Observance of the Code of Business Conduct & Ethics

 

All employees and directors are personally accountable for learning, endorsing and promoting this code and applying it to their own conduct and field of work. All employees and directors are asked to review this Code, to confirm on a regular basis, through written or electronic declaration, that they understand their individual responsibilities and to acknowledge they conform to the requirements of the Code.

 

Contractors are expected to develop and enforce with their staff, policies and/or practices that are consistent with this Code and its associated requirements and to acknowledge their compliance in writing.

 

Employees or contractors with questions about this Code or specific situations are encouraged to refer the matter to their supervisor or leader or the persons listed in any referenced policy or practice, as applicable. Applicable resource groups such as internal legal counsel or Human Resources may also be contacted. Officers and directors with questions about this Code or specific situations are encouraged to refer the matter to the Chief Executive Officer or the Chair of the Board of Directors or the persons listed in any referenced policy or practice, as applicable.

 

Reporting Violations of the Code of Business Conduct & Ethics

 

Actions that violate or appear to violate this Code will be reported in accordance with Cenovus’s Investigations Practice.
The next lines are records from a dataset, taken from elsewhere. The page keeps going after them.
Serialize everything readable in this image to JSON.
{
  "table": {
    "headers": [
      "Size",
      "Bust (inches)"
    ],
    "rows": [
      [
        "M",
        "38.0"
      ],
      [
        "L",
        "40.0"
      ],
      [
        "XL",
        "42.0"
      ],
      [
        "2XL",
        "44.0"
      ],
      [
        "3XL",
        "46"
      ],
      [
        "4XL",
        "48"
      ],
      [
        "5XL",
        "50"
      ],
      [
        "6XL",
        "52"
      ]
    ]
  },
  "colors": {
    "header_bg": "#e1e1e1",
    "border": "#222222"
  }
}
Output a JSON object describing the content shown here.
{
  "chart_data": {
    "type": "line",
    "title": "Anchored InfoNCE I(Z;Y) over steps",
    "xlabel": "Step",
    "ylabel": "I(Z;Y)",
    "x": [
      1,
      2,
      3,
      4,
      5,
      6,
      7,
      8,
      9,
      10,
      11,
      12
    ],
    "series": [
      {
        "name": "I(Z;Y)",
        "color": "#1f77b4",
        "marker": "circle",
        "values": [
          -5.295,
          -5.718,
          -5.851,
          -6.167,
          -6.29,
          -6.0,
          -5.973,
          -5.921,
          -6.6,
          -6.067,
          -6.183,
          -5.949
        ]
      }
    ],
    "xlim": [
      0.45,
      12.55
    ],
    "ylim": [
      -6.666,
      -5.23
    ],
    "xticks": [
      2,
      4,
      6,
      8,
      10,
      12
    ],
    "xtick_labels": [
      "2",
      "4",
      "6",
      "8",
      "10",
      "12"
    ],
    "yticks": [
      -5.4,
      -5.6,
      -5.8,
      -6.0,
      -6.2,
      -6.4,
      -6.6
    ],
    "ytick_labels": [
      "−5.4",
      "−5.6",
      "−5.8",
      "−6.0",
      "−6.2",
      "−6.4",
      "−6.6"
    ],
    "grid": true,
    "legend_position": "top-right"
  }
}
The Investigations Practice outlines how a report will be treated once it is made, protection for complainants and the consequences of violating this Code.

 

Violation of this Code and its associated guidelines may result in disciplinary action up to and including termination of employment or contract for services.

 

Waivers and Amendments

 

Waivers of this Code for employees or contractors may be granted only by a Vice-President in limited, exceptional circumstances.  Any waiver of this Code for officers or directors may only be made by the Board of Directors and will be promptly disclosed to shareholders to the extent required by law, rule, regulation or stock exchange requirement.

 

Amendments to this Code will be publicly disclosed to the extent required by law, rule, regulation or stock exchange requirement.